On Source system you also need to prepare list of volumes for restore script with /mnt/source/list-volumes-single-line.sh:

#!/bin/bash
set -xeuo pipefail

cd `dirname $0`

t=/root/backups/tw-plasma-btrfs/dump/volumes.lst
t2=/root/backups/tw-plasma-btrfs/dump/volumes-single-line.lst
btrfs su li . | awk '{print $NF}' > $t
btrfs su li . | awk '{print $NF}' | tr  '\n' ' '  > $t2
exit 0

After run of both scripts you have to transfer all data (in my case in /root/backups/tw-plasma-btrfs/dump/ to Target computer.

WARNING! On target computer I have to use Arch Linux instead of openSUSE 15.5 to restore BTRFS because btrfs receive was too old and did not recognized dump protocol version (2)...

On target you have to create and mount empty BTRFS filesystem:

$ mkfs.btrfs -L my-target-label /dev/sdaX
$ mount -o subvolid=5 /dev/sdaX /mnt/target

NOTE: I did not enable BTRFS quota on Target to save lot of CPU cycles (BTRFS is known to spent lot of CPU time when quota is enabled and volumes are modified - the more files/directories and more volumes are there the worse CPU usage is). However not enabling quota will likely break snapper list command - it will not know how big each volume/snapshot is...

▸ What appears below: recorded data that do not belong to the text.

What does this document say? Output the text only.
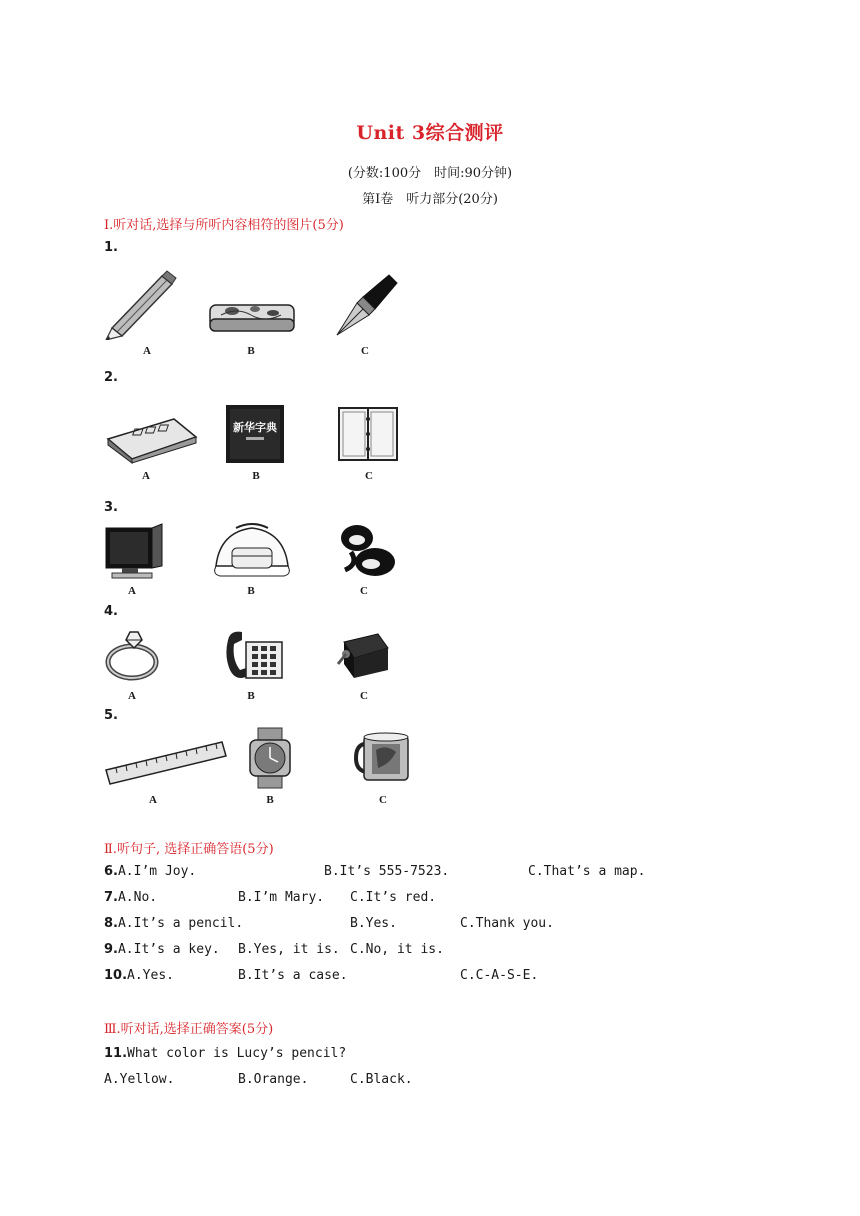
Unit 3综合测评
(分数:100分　时间:90分钟)
第Ⅰ卷　听力部分(20分)
Ⅰ.听对话,选择与所听内容相符的图片(5分)
1.
A	B	C
2.
A
新华字典
B	C
3.
A	B	C
4.
A	B	C
5.
A	B	C
Ⅱ.听句子, 选择正确答语(5分)
6.A.I’m Joy.	B.It’s 555-7523.	C.That’s a map.
7.A.No.	B.I’m Mary. C.It’s red.
8.A.It’s a pencil.	B.Yes.	C.Thank you.
9.A.It’s a key. B.Yes, it is. C.No, it is.
10.A.Yes.	B.It’s a case.	C.C-A-S-E.
Ⅲ.听对话,选择正确答案(5分)
11.What color is Lucy’s pencil?
A.Yellow.	B.Orange.	C.Black.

On MicroOS SUSE went so far - to use 2 BTRFS partitions:

  1. for system with enabled quota - which is modified on updates only (so no much CPU time is spend in typical usage)
  2. another BTRFS partition mounted under /var with quota disabled - here are all folders that are write intensive and/or heavily updated

When ready we can restore data with script /mnt/target/restore_volumes.sh

!/bin/bash
set -xeuo pipefail

cd `dirname $0`
snap=backup-snapshot

for subvol in @ @/var @/usr/local @/srv @/root @/opt @/home @/boot/grub2/x86_64-efi @/boot/grub2/i386-pc @/.snapshots @/.snapshots/1/snapshot
do
safe_name=`echo "$subvol" | tr '@/.' '_-_'`
s=`pwd`/00backups/tw-plasma-btrfs/dump/$safe_name.bin
echo "Source: '$s"
[ -f "$s" ] || {
	echo "ERROR: Backup file '$s' for volume '$subvol' not found." >&2
	exit 1
}
btrfs -v receive -f "$s" `pwd`
ls -lh "$s"
[ -d "$snap" ] || {
	echo "ERROR: Snapshot: $snap is not directory" >&2
	exit 1
}
btrfs -v su sn "$snap" "$subvol"
btrfs -v su del -c "$snap"
done

exit 0

WARNING! Before running above script you will have to:

  • replace list of volumes on line for subvol in ... with content of YOUR_BACKUP/volumes-single-line.lst
  • replace path to backup s=.... to your backup files

After restore you need to do on Target:

  • set default volume to your latest snapshot
  • on Source you can query default volume with:
    $ btrfs su get-default .
    
    ID 266 gen 581 top level 265 path @/.snapshots/1/snapshot
    
  • on Target you can set it with command like:
    $ btrfs su set-default @/.snapshots/1/snapshot
    $ btrfs su get-default .
    

Last but not least, you need to:

  • query new UUID of your target BTRFS filesystem, in my case:
    $ lsblk -f /dev/sda
    
    NAME   FSTYPE FSVER LABEL              UUID                                 FSAVAIL FSUSE% MOUNTPOINTS
    sda
    ...
    └─sda8 btrfs        tw-plasma-zotsamtb a37e216d-fd68-4c72-acba-730b91d940f6   70.6G    14% /mnt/target
    
  • and you have to replace old UUID with new (in example a37e216d-fd68-4c72-acba-730b91d940f6) in PROPER SNAPSHOT directory - in my case:
  • /mnt/target/@/.snapshots/1/snapshot/etc/fstab
  • /mnt/target/@/.snapshots/1/snapshot/boot/grub2/grub.cfg
  • I used vim editor with command ':%s/OLD-UUID/NEW-UUID/gc'

Then reboot to your main Linux system (in my case LEAP 15.5) and update grub configuration (preferably with enabled os-prober - so it will automatically add Tumbleweed to menu).